Flickering Lights

You often hear the expression that insurers are spending most of their money to “keep the lights on.” But, in truth, the plethora of systems of record that most insurers use is just keeping the lights flickering. You get the feeling that at any moment the lights will stop flickering, possibly produce a last-gasp of momentary brilliant illumination, and with a loud and unsettling crackling pop, go off.

Scraped too often. Suffocated by being buried in too many layers. Listless from too many of their innards extracted to feed market -facing UIs too many times.

Searching for the Goldilocks strategy

The demands of operations and information initiatives are constantly in conflict. Both are equally important to run an insurance company. However, a cynical observer could be forgiven for thinking that doesn’t seem to be the situation given insurers’ seemingly perpetual investments in business acquisition systems and systems of record.

Where and which resources should insurers allocate to operation and information initiatives? What is the “just right for the strategic intent” mixture that enables an insurer to support the existing book of business while simultaneously supporting initiatives to generate revenue from new customers in existing markets and from new customers in new markets?

What is the “Goldilocks strategy” insurers should have to move well beyond just keeping the lights flickering?

A cornucopia of customers?

Technology vendors providing systems of record solutions to insurers are fully aware of the situation.

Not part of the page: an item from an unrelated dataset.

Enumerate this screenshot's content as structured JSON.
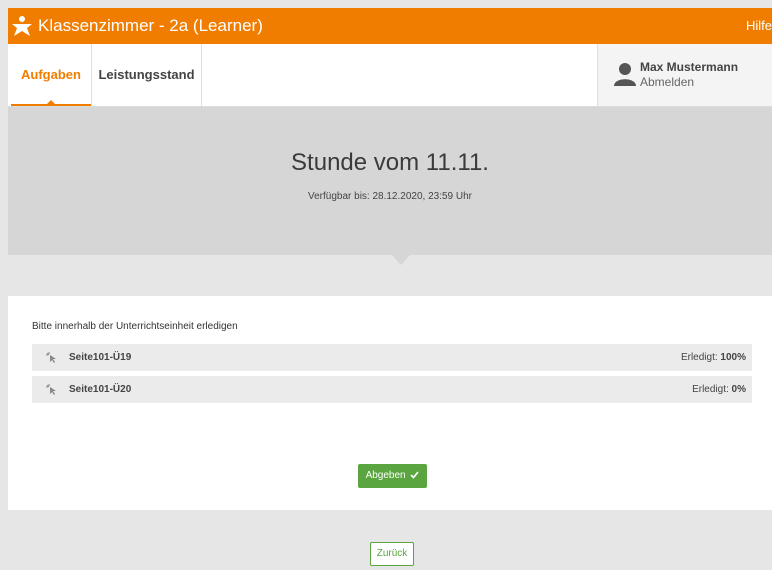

But I wonder if they have approached sizing the market in an appropriate manner.

There are thousands of P&C insurers conducting business around the world. Many of the P&C insurers sell more than one major line of business. Each insurer needs business acquisition systems and systems of record for each of the lines of business it sells. Seems a straightforward manner to estimate the size of the market.

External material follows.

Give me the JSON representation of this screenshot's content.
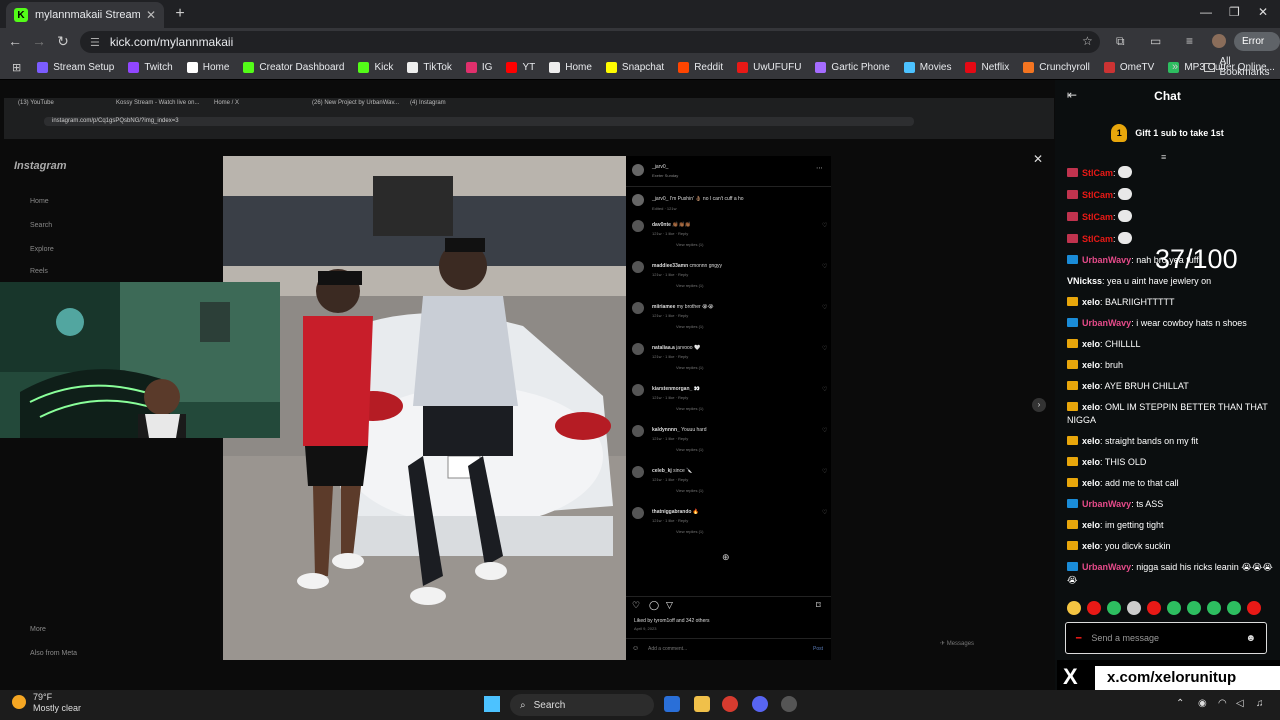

But beware before jumping into a market-sizing trap. After you get some estimates of each of the aforementioned elements, and factor in estimates of age and replacement rates for each type of system, you might think you can now create a relatively clean market size for the business acquisition systems or the systems of record.

Not so fast….

Inertia and Return on Patience Factors Also Needed

There is another element you must include. And this element is based on the reality that many insurers build the business acquisition and/or systems of record functionality in-house. You need an “inertia factor” for your market-sizing models.

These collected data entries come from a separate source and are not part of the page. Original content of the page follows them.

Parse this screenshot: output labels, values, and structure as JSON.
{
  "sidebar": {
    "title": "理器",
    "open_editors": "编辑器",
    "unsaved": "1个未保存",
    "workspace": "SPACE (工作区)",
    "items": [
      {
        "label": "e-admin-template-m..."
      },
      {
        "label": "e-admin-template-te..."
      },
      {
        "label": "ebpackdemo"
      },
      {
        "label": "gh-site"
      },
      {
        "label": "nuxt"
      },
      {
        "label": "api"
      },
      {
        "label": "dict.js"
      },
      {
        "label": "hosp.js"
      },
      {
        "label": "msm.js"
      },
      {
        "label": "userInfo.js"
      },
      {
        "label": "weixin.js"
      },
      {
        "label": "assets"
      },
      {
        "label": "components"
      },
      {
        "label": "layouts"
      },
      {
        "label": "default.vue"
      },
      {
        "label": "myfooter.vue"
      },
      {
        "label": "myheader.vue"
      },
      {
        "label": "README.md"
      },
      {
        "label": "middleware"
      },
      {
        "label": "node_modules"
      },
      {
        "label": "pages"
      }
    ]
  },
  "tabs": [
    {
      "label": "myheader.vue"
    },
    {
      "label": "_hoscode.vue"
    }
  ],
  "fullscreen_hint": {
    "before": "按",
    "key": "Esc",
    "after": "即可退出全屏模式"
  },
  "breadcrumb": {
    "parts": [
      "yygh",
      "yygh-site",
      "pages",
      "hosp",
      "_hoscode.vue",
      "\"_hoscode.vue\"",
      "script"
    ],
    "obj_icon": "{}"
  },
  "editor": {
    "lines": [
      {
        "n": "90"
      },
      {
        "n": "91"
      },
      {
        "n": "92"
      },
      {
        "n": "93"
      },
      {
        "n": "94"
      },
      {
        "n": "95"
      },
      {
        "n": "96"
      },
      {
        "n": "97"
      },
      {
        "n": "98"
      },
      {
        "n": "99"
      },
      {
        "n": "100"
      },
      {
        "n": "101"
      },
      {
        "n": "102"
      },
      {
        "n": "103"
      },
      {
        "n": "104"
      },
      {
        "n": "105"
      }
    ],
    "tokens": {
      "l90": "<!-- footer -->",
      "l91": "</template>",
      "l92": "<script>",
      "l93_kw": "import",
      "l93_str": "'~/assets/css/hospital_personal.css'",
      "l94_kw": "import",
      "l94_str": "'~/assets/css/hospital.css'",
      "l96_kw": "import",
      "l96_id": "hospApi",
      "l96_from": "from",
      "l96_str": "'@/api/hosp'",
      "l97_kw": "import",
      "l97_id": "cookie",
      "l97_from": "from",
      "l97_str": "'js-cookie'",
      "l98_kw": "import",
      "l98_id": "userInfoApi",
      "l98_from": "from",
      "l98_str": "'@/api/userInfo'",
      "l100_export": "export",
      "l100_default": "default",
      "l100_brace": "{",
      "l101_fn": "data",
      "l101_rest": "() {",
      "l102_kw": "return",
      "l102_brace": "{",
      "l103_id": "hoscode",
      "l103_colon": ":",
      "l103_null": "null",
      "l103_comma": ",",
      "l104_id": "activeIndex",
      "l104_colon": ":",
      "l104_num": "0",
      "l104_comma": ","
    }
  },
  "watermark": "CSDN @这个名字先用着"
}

And, I suggest that technology vendors create a “Return on Patience” factor for the market-sizing models.

Now you can gather all the factors together and create – and periodically adjust – a series of estimates on some periodic basis.


What factors do you think technology vendors should use to size a market?

What factors do you think an insurer should use to determine when it’s time to enhance or replace a system (and you can’t use the number of years until you retire so it will be someone else’s problem)?